Getting Started

Introduction to NGS data analysis

Next-generation sequencing (NGS) is a term used to describe different

modern sequencing technologies that decode the identity and order

of nucleotides within DNA/RNA molecules. NGS has revolutionised genomic research by providing high-throughput, rapid and accurate sequencing of genes at low cost, in comparison to previous sequencing methods.

Bioinformatics is vital for the analysis of the large volumes of data generated. All NGS platforms perform sequencing of millions of small fragments of DNA and bioinformatic tools are required to piece together these fragments by mapping individual reads to a reference genome.

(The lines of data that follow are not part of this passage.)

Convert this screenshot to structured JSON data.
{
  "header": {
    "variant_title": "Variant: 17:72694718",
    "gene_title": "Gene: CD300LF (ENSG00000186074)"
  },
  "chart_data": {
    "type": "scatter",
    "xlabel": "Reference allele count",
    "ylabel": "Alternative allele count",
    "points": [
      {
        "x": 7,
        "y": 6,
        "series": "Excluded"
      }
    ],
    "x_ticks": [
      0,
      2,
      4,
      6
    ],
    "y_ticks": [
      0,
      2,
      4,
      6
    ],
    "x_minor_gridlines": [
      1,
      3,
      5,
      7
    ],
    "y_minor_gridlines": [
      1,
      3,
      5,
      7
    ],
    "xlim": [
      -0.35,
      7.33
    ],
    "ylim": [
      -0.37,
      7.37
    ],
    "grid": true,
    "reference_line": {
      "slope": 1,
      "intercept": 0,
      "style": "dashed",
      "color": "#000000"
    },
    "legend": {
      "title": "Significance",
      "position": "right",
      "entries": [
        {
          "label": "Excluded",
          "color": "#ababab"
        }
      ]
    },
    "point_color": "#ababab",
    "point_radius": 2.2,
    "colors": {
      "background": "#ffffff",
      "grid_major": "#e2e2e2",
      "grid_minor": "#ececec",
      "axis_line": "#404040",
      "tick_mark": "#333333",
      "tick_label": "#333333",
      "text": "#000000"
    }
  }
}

Different kinds of sequence data can be generated, e.g. quantify expression level by sequencing RNA (RNA-seq) or study the regulation of genes by sequencing chromatin immunoprecipitation products (ChIP-seq).

NGS has become an essential tool across all areas of biological science and having the ability to analyse sequencing data is a beneficial and sought-after skill. Below are resources for those who wish to learn NGS data analysis. You can analyse NGS data using coding languages such as R, Python or Bash (See Introduction to Coding). Alternatively, you can use platforms specifically created for the analysis of large biological datasets which do not require any coding, such Galaxy or Seqmonk (See User-friendly Interfaces). The choice is yours!

For more information click on the underlined links within text.

Working on a Terminal

Most of the tools that you'll find on this website need to run on a Unix/Linux operating system and this is accessible through a "terminal". This is a command-line interface (also known as a shell) that allows you to essentially type text commands using a specific syntax (bash) in order to perform a number of actions. The terminal application is easily accessible on a Mac (simply search "terminal" on your Launchpad). The terminal program is also accessible on Windows, but in order to run Linux commands you will need a client app such as PuTTY. In order to use the terminal comfortably you will need to learn a few basic commands that allow you to open, create, delete directories, navigate between directories and setup your working directory by defining an environment variable. This is a pre-requisite before you start downloading and using any tools on a terminal.

Typically, all the commands you want to run will be listed in a single text file (a script), containing all the necessary information to tell the shell environment what to do and when to do it. A script functions like a protocol in the lab, where you not only need to record the steps (i.e. commands) you use, but also any other essential details of what each step means and why you did it (i.e. comments). Similarly to a lab book, it is best practice to keep a good record of your scripts to ensure you and others can reproduce your analysis, the same way you maintain a lab book to ensure reproducibility of your the experiments in the lab. There are a number of script editing tools (e.g. Visual Code Studio and Sublime Text) that allow you to edit and mark your scripts on a text editor, while integrating the terminal all in the same program. Similarly, if you are using R, using a tool like RStudio will allow you to edit, run and visualise the result of your commands (e.g. pretty heatmaps) all in the same interface. Other interactive notebooks such as Jupyter allow you to edit your Pyhon and R scripts in a web-based user friendly interface. When it comes to sharing your code and software with the wider community, GitHub is the go-to platform. This is an online repository hosting service with a diversity of applications.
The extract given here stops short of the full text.